We wander over to a stunning blue car at the end which hasn’t yet been seen. This is the last ever T.50 prototype – pre-series 4. It’s entirely production representative and pretty well only exists to help experiment with aesthetic specifications.

“PS4 is our very, very latest. It came out of build last week and it’s basically a production car. It’s the last prototype, serving as a trial for spec options, with the pinstriping along edges.”


In terms of titbits from the T.50s development, and the ever-elusive not-the-point headline figures? Oli did allude to a top speed of over 226mph:

“We’ve gone over 200 quite a bit. The very final number is going to be much higher. We’ll give a figure, but that figure might go up still. Officially we said the top speed is 226. That could change. To get the very top speed, you use VMax Boost mode. It uses the fan to create the virtual long tail and it uses the ISG to add a bit of extra horsepower, at the very top end.

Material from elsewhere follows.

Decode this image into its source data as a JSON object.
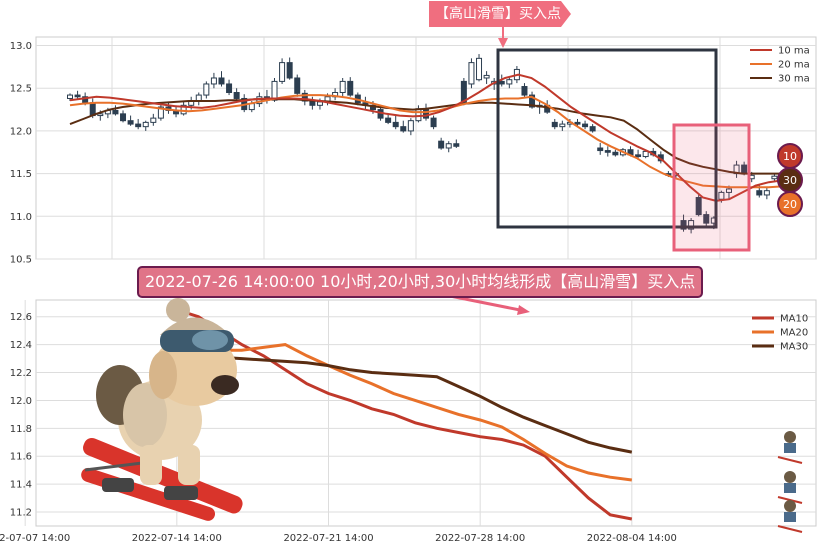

As far as other numbers you care about in a £2million, 12,000rpm V12 hypercar? Fuel economy, of course. Being so light and slippery, it shouldn’t come as a surprise that it’s actually not too bad. I did ask if you could deploy the virtual longtail for hypermiling.

Oli explains with a smirk. “In theory yes, but it’s not a mode we’ve plumbed in. We did do a rough calculation the other day for fuel economy. It’s high 20s, low 30s probably on a run.”

You can always rely on GRR for essential consumer information.